Web 3.0, bu bakımdan Bitcoin (BTC) gibi açık blockchain ağlarının finans alanında gerçekleştirdiği devrime benzerlik gösterir. Kripto paraların temelinde yer alan teknoloji blockchain, banka gibi aracılara olan ihtiyacı ortadan kaldırarak katılmak için izin gerekmeyen bir sistem oluşturmuş ve gerekli güveni emek ispatı ve hisse ispatı gibi çeşitli mutabakat mekanizmalarıyla sağlamıştır.

İnternetin başlangıçtan günümüze geçirdiği evrim üç aşamaya bölünmüştür: Web 1.0, Web 2.0 ve Web 3.0. Web 3.0’ı daha iyi anlamak için diğer iki versiyonu da ele alalım.

Web 1.0 ve Web 2.0

Aşağı yukarı 1990 ile 2004 yılları arasındaki interneti ifade eden Web 1.0, salt okunabilir internet sitelerinden oluşuyordu.
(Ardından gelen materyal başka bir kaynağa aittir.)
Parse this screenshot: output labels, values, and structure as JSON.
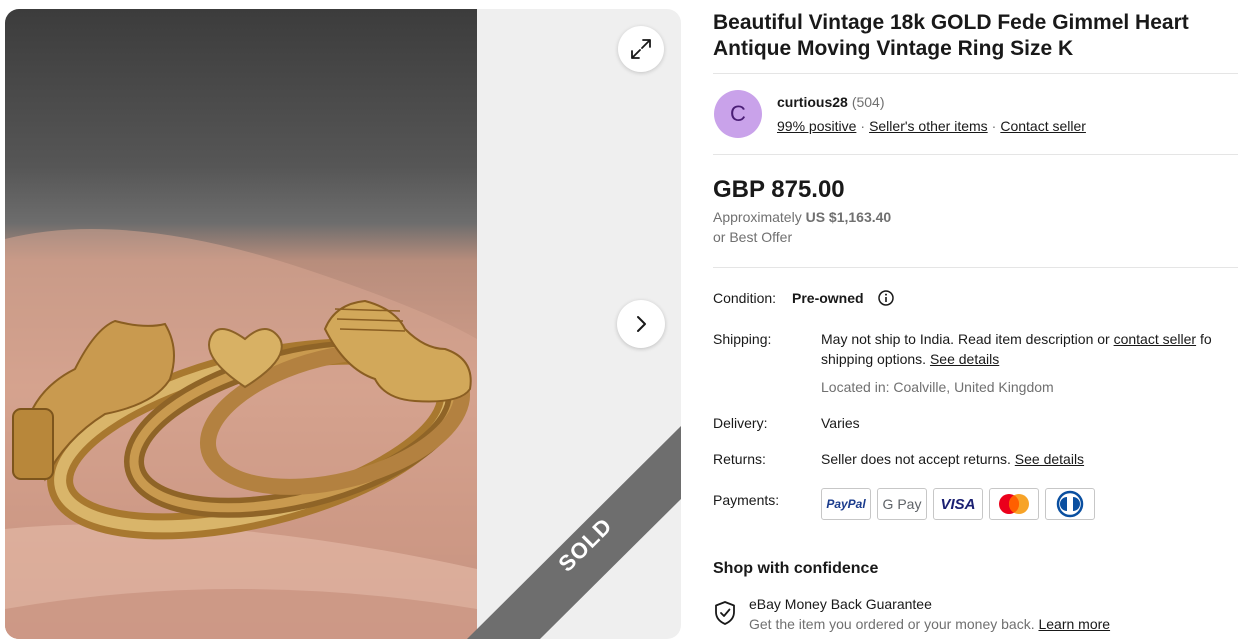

Dosya sistemlerinden aktarılan statik HTML sayfalar ile oluşturulan internet siteleri yalnızca bilgi sunuyor ve değişim yapmaya izin vermiyordu.

Veri ve içerikler veritabanı yerine statik dosya sistemlerinden sağlanıyor ve çoğunlukla web geliştiricileri tarafından geliştirilen internet sitelerinde, katılımcılar genellikle yalnızca içerik tüketici konumunda bulunuyordu.

Çoğumuzun internete katılım sağladığı ilk versiyon olan Web 2.0 ise daha interaktif ve sosyal bir internet deneyimi sunuyor. Oluşturma sürecine katılmak için geliştirici olma koşulunu ortadan kaldıran Web 2.0’da çoğu uygulama, herkesin üretici olabileceği bir şekilde tasarlandı.

İlginizi çekebilir: Nesnelerin İnterneti (Internet of Things, IoT) nedir?

YouTube, Facebook (yeni adıyla Meta), Instagram ve Twitter gibi sosyal medya platformlarının ortaya çıktığı bu dönemde, Web 1.0’da yalnızca tüketici konumunda olan kullanıcılar da içerik üretmeye, daha da önemlisi bu içerikleri “paylaşabilmeye” başladı. Veritabanları, sunucu tarafı işleme, sosyal medya ve formlar gibi inovasyonlar ile statik olan internet, dinamik bir hale geldi.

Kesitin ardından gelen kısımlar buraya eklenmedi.